With the Base rate now down to the lowest level ever recorded, rates on normal savings accounts have been slashed, which has limited our saving options.
The two obvious choices in today’s savings market are Fixed Term Bonds, and Individual Savings Accounts (ISA). Although both types of savings accounts have their similarities, there are several advantages and disadvantages to each and it is this topic of discussion that this article will be focussing on.
Fixed Term Bonds
Fixed Term Bonds provide a rate that is fixed throughout the duration of the bond, giving savers a predictable income with no surprises. Once you have chosen a fixed term account, you are able to calculate exactly how much interest you will earn, minus the tax, to give you your end balance.
Most Fixed Term Bonds offer very high deposit limits, generally between £500,000 to £2 million, but some, such as ICICI, will let you invest as much as you like. You must deposit the full amount upon opening the account and cannot add to this once active.
There are no limits to how many fixed term bond accounts you can open within any one year, so unlike ISA accounts, if you decide to close your account for any reason, you can still invest any amount elsewhere at any time.

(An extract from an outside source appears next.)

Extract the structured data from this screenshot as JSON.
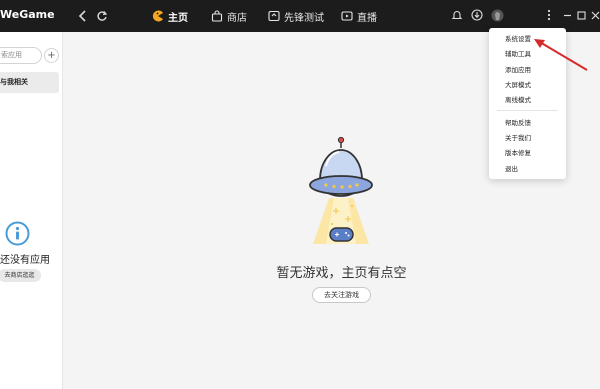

Fixed Term Bonds generally offer the highest saving rates available, but these tend to be on shorter-term bonds, as they carry less risk to significant rate cuts leading to banks and building societies paying you over the odds in interest for long periods of time.
‘What goes up must come down’
If you are extremely lucky and do your research, you could open a fixed term bond before rates significantly fall, allowing you to earn well above savings rates offered to new and variable rate customers. If you cast your mind back to October last year, when the Base rate stood at 5%, you would be very happy with yourself if you were earning this kind of rate on your savings today, with the Base rate now at 0.5%.
A big element to a fixed term bond account is the “fixed term”. You must be realistic with your finances and only go for this option if you can afford to lock your money away for some time. If you find that you need to withdraw any amount from your account, the bond will close and in most cases you will lose any interest to accumulated to date.
As well as the possibility of rates falling during the life of your bond, you could see the opposite effect, with rates significantly rising, leaving you locked in at a low rate. It is always a good idea to look at recent trends in Base rate changes to enable you to make an educated prediction on the direction it’s headed. Many economists believe that rates will continue to fall during 2009, going as low as 0%.
Understanding debt factoring and its complexities
When many people hear debt factoring, numerous normally wonder what it’s. It’s usually declared having the concept of something might be of help on how to use it and also this must include being aware of what debt factoring is. This technique can easily be termed as a means whereby established companies usually sells their accounts at cut-rate price to your 3rd party. Those firms that have the accounts are typically called ‘factor’ and so the name debt factoring. After the ‘factor’ has obtained the accounts, they usually collect the business debts by way of a procedure called factoring. This procedure is generally employed by companies to help them improve their cash flow this also occurs as they get cash for your account receivables which might be purchased therefore receiving money immediately because of this transaction.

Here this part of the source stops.